I'm still worried that this can lead to all kind of hard to find
bugs or races for user processes, if you make this writable to entire
user address space (which is the only thing that access_ok() checks
for). What if the BPF program has bugs and writes to wrong addresses
for example, introducing bugs in some other, non-intended processes
elsewhere? Can this be limited to syscalls only? And if so, to the
passed memory only?

Have you played around with ptrace() to check whether you could
achieve similar functionality (was thinking about things like [1],
this be limited to a similar functionality for only the current task.
ptrace() utilizes helpers like access_process_vm(), maybe this can
similarly be adapted here, too (under the circumstances that sleeping
is not allowed)?


I agree that this can get really complicated if it clashes with memory
that a task is currently manipulating while we do the copy_to_user.
I highlighted that in one of the commit messages not to rely on this
behaviour for anything "real" because TOC-TOU.

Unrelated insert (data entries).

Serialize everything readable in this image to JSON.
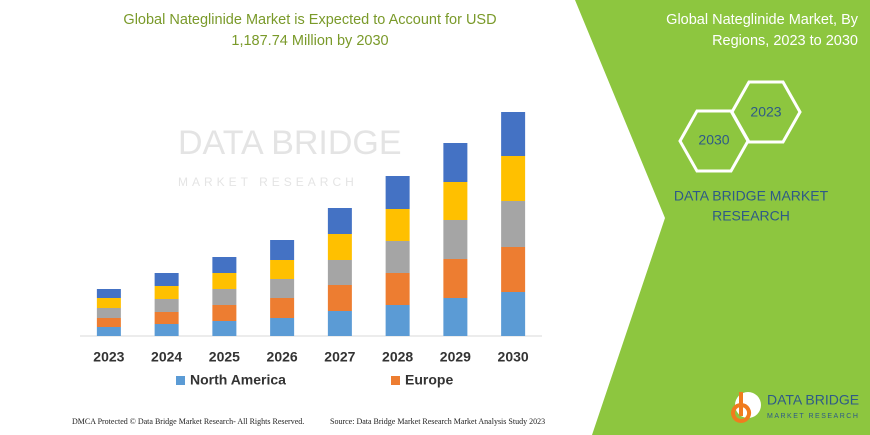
{
  "chart_data": {
    "type": "bar",
    "stacked": true,
    "title": [
      "Global Nateglinide Market is Expected to Account for USD",
      "1,187.74 Million by 2030"
    ],
    "categories": [
      "2023",
      "2024",
      "2025",
      "2026",
      "2027",
      "2028",
      "2029",
      "2030"
    ],
    "series": [
      {
        "name": "North America",
        "color": "#5b9bd5",
        "values": [
          9,
          12,
          15,
          18,
          25,
          31,
          38,
          44
        ]
      },
      {
        "name": "Europe",
        "color": "#ed7d31",
        "values": [
          9,
          12,
          16,
          20,
          26,
          32,
          39,
          45
        ]
      },
      {
        "color": "#a5a5a5",
        "values": [
          10,
          13,
          16,
          19,
          25,
          32,
          39,
          46
        ]
      },
      {
        "color": "#ffc000",
        "values": [
          10,
          13,
          16,
          19,
          26,
          32,
          38,
          45
        ]
      },
      {
        "color": "#4472c4",
        "values": [
          9,
          13,
          16,
          20,
          26,
          33,
          39,
          44
        ]
      }
    ]
  },
  "watermark": {
    "brand": "DATA BRIDGE",
    "sub": "MARKET RESEARCH"
  },
  "sidebar": {
    "title": [
      "Global Nateglinide Market, By",
      "Regions, 2023 to 2030"
    ],
    "hexagons": [
      "2023",
      "2030"
    ],
    "brand": [
      "DATA BRIDGE MARKET",
      "RESEARCH"
    ]
  },
  "logo": {
    "brand": "DATA BRIDGE",
    "sub": "MARKET RESEARCH"
  },
  "footer": {
    "left": "DMCA Protected © Data Bridge Market Research- All Rights Reserved.",
    "right": "Source: Data Bridge Market Research  Market Analysis Study 2023"
  }
}
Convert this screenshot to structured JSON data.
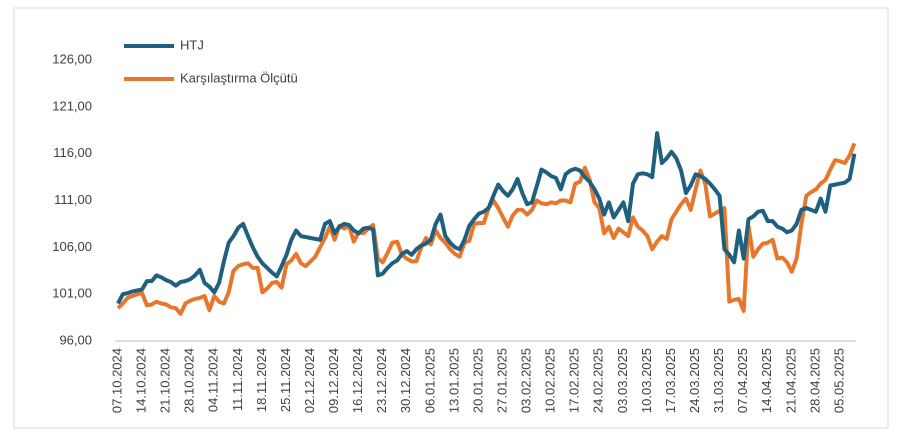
{
  "chart_data": {
    "type": "line",
    "categories": [
      "07.10.2024",
      null,
      null,
      null,
      null,
      "14.10.2024",
      null,
      null,
      null,
      null,
      "21.10.2024",
      null,
      null,
      null,
      null,
      "28.10.2024",
      null,
      null,
      null,
      null,
      "04.11.2024",
      null,
      null,
      null,
      null,
      "11.11.2024",
      null,
      null,
      null,
      null,
      "18.11.2024",
      null,
      null,
      null,
      null,
      "25.11.2024",
      null,
      null,
      null,
      null,
      "02.12.2024",
      null,
      null,
      null,
      null,
      "09.12.2024",
      null,
      null,
      null,
      null,
      "16.12.2024",
      null,
      null,
      null,
      null,
      "23.12.2024",
      null,
      null,
      null,
      null,
      "30.12.2024",
      null,
      null,
      null,
      null,
      "06.01.2025",
      null,
      null,
      null,
      null,
      "13.01.2025",
      null,
      null,
      null,
      null,
      "20.01.2025",
      null,
      null,
      null,
      null,
      "27.01.2025",
      null,
      null,
      null,
      null,
      "03.02.2025",
      null,
      null,
      null,
      null,
      "10.02.2025",
      null,
      null,
      null,
      null,
      "17.02.2025",
      null,
      null,
      null,
      null,
      "24.02.2025",
      null,
      null,
      null,
      null,
      "03.03.2025",
      null,
      null,
      null,
      null,
      "10.03.2025",
      null,
      null,
      null,
      null,
      "17.03.2025",
      null,
      null,
      null,
      null,
      "24.03.2025",
      null,
      null,
      null,
      null,
      "31.03.2025",
      null,
      null,
      null,
      null,
      "07.04.2025",
      null,
      null,
      null,
      null,
      "14.04.2025",
      null,
      null,
      null,
      null,
      "21.04.2025",
      null,
      null,
      null,
      null,
      "28.04.2025",
      null,
      null,
      null,
      null,
      "05.05.2025",
      null,
      null,
      null
    ],
    "series": [
      {
        "name": "HTJ",
        "color": "#1f5f7f",
        "values": [
          100.0,
          101.0,
          101.1,
          101.3,
          101.4,
          101.5,
          102.4,
          102.4,
          103.0,
          102.8,
          102.5,
          102.3,
          101.9,
          102.3,
          102.4,
          102.6,
          103.0,
          103.6,
          102.2,
          101.8,
          101.2,
          102.2,
          104.5,
          106.5,
          107.2,
          108.1,
          108.5,
          107.2,
          106.0,
          105.0,
          104.3,
          103.8,
          103.3,
          102.9,
          104.0,
          105.2,
          106.8,
          107.8,
          107.2,
          107.1,
          107.0,
          106.9,
          106.8,
          108.5,
          108.8,
          107.5,
          108.2,
          108.5,
          108.4,
          107.8,
          107.5,
          108.0,
          108.1,
          107.9,
          103.0,
          103.2,
          103.8,
          104.3,
          104.6,
          105.3,
          105.6,
          105.2,
          105.8,
          106.2,
          106.4,
          106.8,
          108.5,
          109.5,
          107.2,
          106.5,
          106.0,
          105.8,
          106.8,
          108.3,
          109.0,
          109.6,
          109.8,
          110.2,
          111.5,
          112.7,
          112.0,
          111.5,
          112.2,
          113.3,
          111.8,
          110.6,
          110.8,
          112.5,
          114.3,
          114.0,
          113.6,
          113.4,
          112.2,
          113.8,
          114.2,
          114.4,
          114.2,
          113.5,
          113.0,
          112.2,
          111.2,
          109.5,
          110.8,
          109.2,
          110.0,
          110.8,
          108.8,
          112.8,
          113.8,
          113.9,
          113.8,
          113.5,
          118.2,
          115.0,
          115.5,
          116.2,
          115.5,
          114.2,
          111.8,
          112.6,
          113.8,
          113.6,
          113.3,
          112.8,
          112.2,
          111.5,
          105.8,
          105.2,
          104.4,
          107.8,
          104.8,
          109.0,
          109.3,
          109.8,
          109.9,
          108.8,
          108.8,
          108.2,
          108.0,
          107.6,
          107.8,
          108.5,
          110.0,
          110.2,
          110.0,
          109.8,
          111.2,
          109.8,
          112.6,
          112.7,
          112.8,
          112.9,
          113.3,
          116.0
        ]
      },
      {
        "name": "Karşılaştırma Ölçütü",
        "color": "#e8772e",
        "values": [
          99.5,
          100.0,
          100.6,
          100.8,
          101.0,
          101.1,
          99.8,
          99.9,
          100.2,
          100.0,
          99.9,
          99.6,
          99.5,
          98.9,
          100.0,
          100.3,
          100.5,
          100.6,
          100.8,
          99.3,
          100.8,
          100.2,
          100.0,
          101.2,
          103.5,
          104.0,
          104.2,
          104.3,
          103.8,
          103.8,
          101.2,
          101.6,
          102.2,
          102.3,
          101.7,
          104.2,
          104.6,
          105.3,
          104.3,
          104.0,
          104.5,
          105.0,
          106.0,
          107.0,
          108.2,
          106.8,
          108.3,
          108.0,
          108.3,
          106.6,
          107.6,
          107.5,
          108.0,
          108.4,
          104.8,
          104.4,
          105.4,
          106.5,
          106.6,
          105.2,
          104.8,
          104.5,
          104.5,
          106.0,
          107.0,
          106.3,
          107.8,
          107.0,
          106.5,
          105.8,
          105.3,
          105.0,
          106.5,
          106.7,
          108.5,
          108.6,
          108.6,
          110.2,
          111.0,
          110.2,
          109.2,
          108.2,
          109.4,
          110.0,
          110.0,
          109.5,
          110.0,
          111.0,
          110.7,
          110.6,
          110.8,
          110.7,
          111.0,
          111.0,
          110.8,
          112.8,
          113.0,
          114.5,
          113.2,
          110.8,
          110.2,
          107.5,
          108.2,
          107.0,
          108.0,
          107.6,
          107.2,
          109.2,
          108.2,
          107.8,
          107.2,
          105.8,
          106.6,
          107.2,
          106.9,
          109.0,
          109.8,
          110.6,
          111.2,
          110.0,
          112.2,
          114.2,
          112.8,
          109.3,
          109.6,
          109.9,
          110.2,
          100.2,
          100.4,
          100.5,
          99.2,
          108.3,
          105.0,
          105.8,
          106.4,
          106.5,
          106.8,
          104.8,
          104.9,
          104.4,
          103.4,
          104.8,
          108.5,
          111.5,
          111.9,
          112.2,
          112.8,
          113.2,
          114.3,
          115.3,
          115.2,
          115.0,
          115.8,
          117.1
        ]
      }
    ],
    "ylim": [
      96,
      126
    ],
    "yticks": [
      {
        "value": 96,
        "label": "96,00"
      },
      {
        "value": 101,
        "label": "101,00"
      },
      {
        "value": 106,
        "label": "106,00"
      },
      {
        "value": 111,
        "label": "111,00"
      },
      {
        "value": 116,
        "label": "116,00"
      },
      {
        "value": 121,
        "label": "121,00"
      },
      {
        "value": 126,
        "label": "126,00"
      }
    ],
    "grid": false,
    "legend": "top-left"
  }
}
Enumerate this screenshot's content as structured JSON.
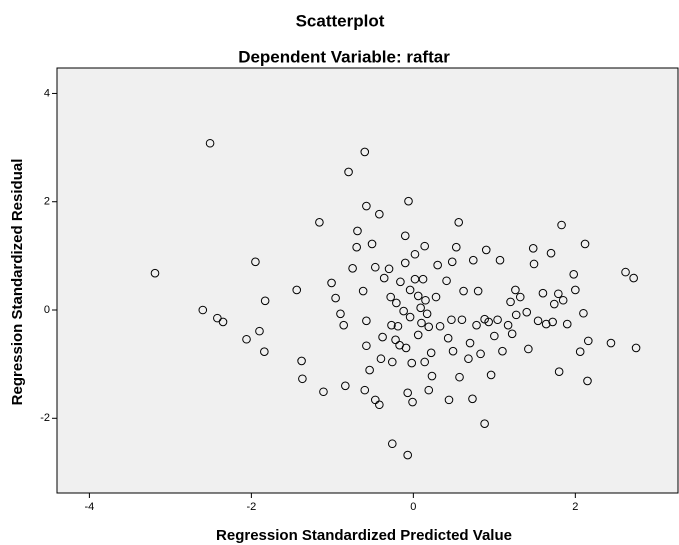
{
  "chart_data": {
    "type": "scatter",
    "title": "Scatterplot",
    "subtitle": "Dependent Variable: raftar",
    "x_label": "Regression Standardized Predicted Value",
    "y_label": "Regression Standardized Residual",
    "xlim": [
      -4.4,
      3.28
    ],
    "ylim": [
      -3.38,
      4.47
    ],
    "xticks": [
      -4,
      -2,
      0,
      2
    ],
    "yticks": [
      -2,
      0,
      2,
      4
    ],
    "color": "#000000",
    "background": "#f0f0f0",
    "x": [
      -2.51,
      -3.19,
      -2.6,
      -2.42,
      -2.35,
      -2.06,
      -1.95,
      -1.9,
      -1.84,
      -1.83,
      -1.44,
      -1.38,
      -1.37,
      -1.16,
      -1.11,
      -1.01,
      -0.96,
      -0.9,
      -0.86,
      -0.84,
      -0.8,
      -0.75,
      -0.69,
      -0.7,
      -0.62,
      -0.6,
      -0.58,
      -0.58,
      -0.58,
      -0.54,
      -0.6,
      -0.51,
      -0.47,
      -0.42,
      -0.47,
      -0.36,
      -0.3,
      -0.28,
      -0.27,
      -0.38,
      -0.4,
      -0.42,
      -0.26,
      -0.22,
      -0.21,
      -0.19,
      -0.17,
      -0.26,
      -0.16,
      -0.12,
      -0.1,
      -0.1,
      -0.06,
      -0.04,
      -0.04,
      -0.09,
      -0.02,
      -0.07,
      -0.01,
      -0.07,
      0.02,
      0.02,
      0.06,
      0.09,
      0.1,
      0.06,
      0.12,
      0.15,
      0.17,
      0.19,
      0.14,
      0.14,
      0.19,
      0.22,
      0.23,
      0.28,
      0.3,
      0.33,
      0.41,
      0.43,
      0.47,
      0.49,
      0.44,
      0.48,
      0.53,
      0.56,
      0.57,
      0.6,
      0.62,
      0.68,
      0.7,
      0.73,
      0.74,
      0.78,
      0.8,
      0.83,
      0.88,
      0.88,
      0.9,
      0.93,
      0.96,
      1.0,
      1.04,
      1.07,
      1.1,
      1.17,
      1.2,
      1.22,
      1.26,
      1.27,
      1.32,
      1.4,
      1.42,
      1.48,
      1.49,
      1.54,
      1.6,
      1.64,
      1.7,
      1.74,
      1.79,
      1.85,
      1.9,
      1.98,
      2.0,
      2.06,
      2.1,
      1.8,
      1.83,
      2.12,
      2.15,
      2.44,
      1.72,
      2.16,
      2.62,
      2.75,
      2.72
    ],
    "values": [
      3.08,
      0.68,
      0.0,
      -0.15,
      -0.22,
      -0.54,
      0.89,
      -0.39,
      -0.77,
      0.17,
      0.37,
      -0.94,
      -1.27,
      1.62,
      -1.51,
      0.5,
      0.22,
      -0.07,
      -0.28,
      -1.4,
      2.55,
      0.77,
      1.46,
      1.16,
      0.35,
      2.92,
      1.92,
      -0.2,
      -0.66,
      -1.11,
      -1.48,
      1.22,
      0.79,
      1.77,
      -1.66,
      0.59,
      0.76,
      0.24,
      -0.28,
      -0.5,
      -0.9,
      -1.75,
      -0.96,
      -0.55,
      0.13,
      -0.3,
      -0.65,
      -2.47,
      0.52,
      -0.02,
      1.37,
      0.87,
      2.01,
      0.37,
      -0.13,
      -0.7,
      -0.98,
      -1.53,
      -1.7,
      -2.68,
      1.03,
      0.57,
      0.26,
      0.04,
      -0.24,
      -0.46,
      0.57,
      0.18,
      -0.07,
      -0.31,
      1.18,
      -0.96,
      -1.48,
      -0.79,
      -1.22,
      0.24,
      0.83,
      -0.3,
      0.54,
      -0.52,
      -0.18,
      -0.76,
      -1.66,
      0.89,
      1.16,
      1.62,
      -1.24,
      -0.18,
      0.35,
      -0.9,
      -0.61,
      -1.64,
      0.92,
      -0.28,
      0.35,
      -0.81,
      -0.17,
      -2.1,
      1.11,
      -0.22,
      -1.2,
      -0.48,
      -0.18,
      0.92,
      -0.76,
      -0.28,
      0.15,
      -0.44,
      0.37,
      -0.09,
      0.24,
      -0.04,
      -0.72,
      1.14,
      0.85,
      -0.2,
      0.31,
      -0.26,
      1.05,
      0.11,
      0.3,
      0.18,
      -0.26,
      0.66,
      0.37,
      -0.77,
      -0.06,
      -1.14,
      1.57,
      1.22,
      -1.31,
      -0.61,
      -0.22,
      -0.57,
      0.7,
      -0.7,
      0.59
    ]
  }
}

We could limit the use to be within syscalls and uprobes if you think
that's the best idea. Is there an easy way to find out, but I think
it's somewhat difficult to restrict it to passed memory only. In the
example app there's only one level of indirection that occurs,
and without some new rules in the verifier, I don't how to handle
this. A simple, problematic example is dealing with iovecs, and process_vm_readv, and process_vm_writev, where to find the actual buffer content I need to dereference once to get the list of iovecs, and then again, to find the buffer the iovec points to.

We looked at using ptrace, but our software is often working with blackbox code that sometimes does not like to ptrace'd. ptrace is kinda also a pain to work with, and has the same potential for data races you highlighted earlier. In fact, we have a demo of tracex7 that uses ptrace + process_vm_writev + seccomp, and it's much more complicated and fragile.

Just casually poking around, it looks like access_process_vm sleeps, resulting in a whole new set of complexities that Alexei highlighted earlier.

+static const struct bpf_func_proto bpf_copy_to_user_proto = {
+ .func = bpf_copy_to_user,
+ .gpl_only = false,
+ .ret_type = RET_INTEGER,
+ .arg1_type = ARG_ANYTHING,
+ .arg2_type = ARG_PTR_TO_RAW_STACK,
+ .arg3_type = ARG_CONST_STACK_SIZE,

Nit: please tab-align '=' like we have in the other *_proto cases in

* limited trace_printk()
* only %d %u %x %ld %lu %lx %lld %llu %llx %p %s conversion specifiers allowed


Thanks for the review. Unless there's any other input, I'll go ahead and resubmit the patchset with the formatting nits fixed.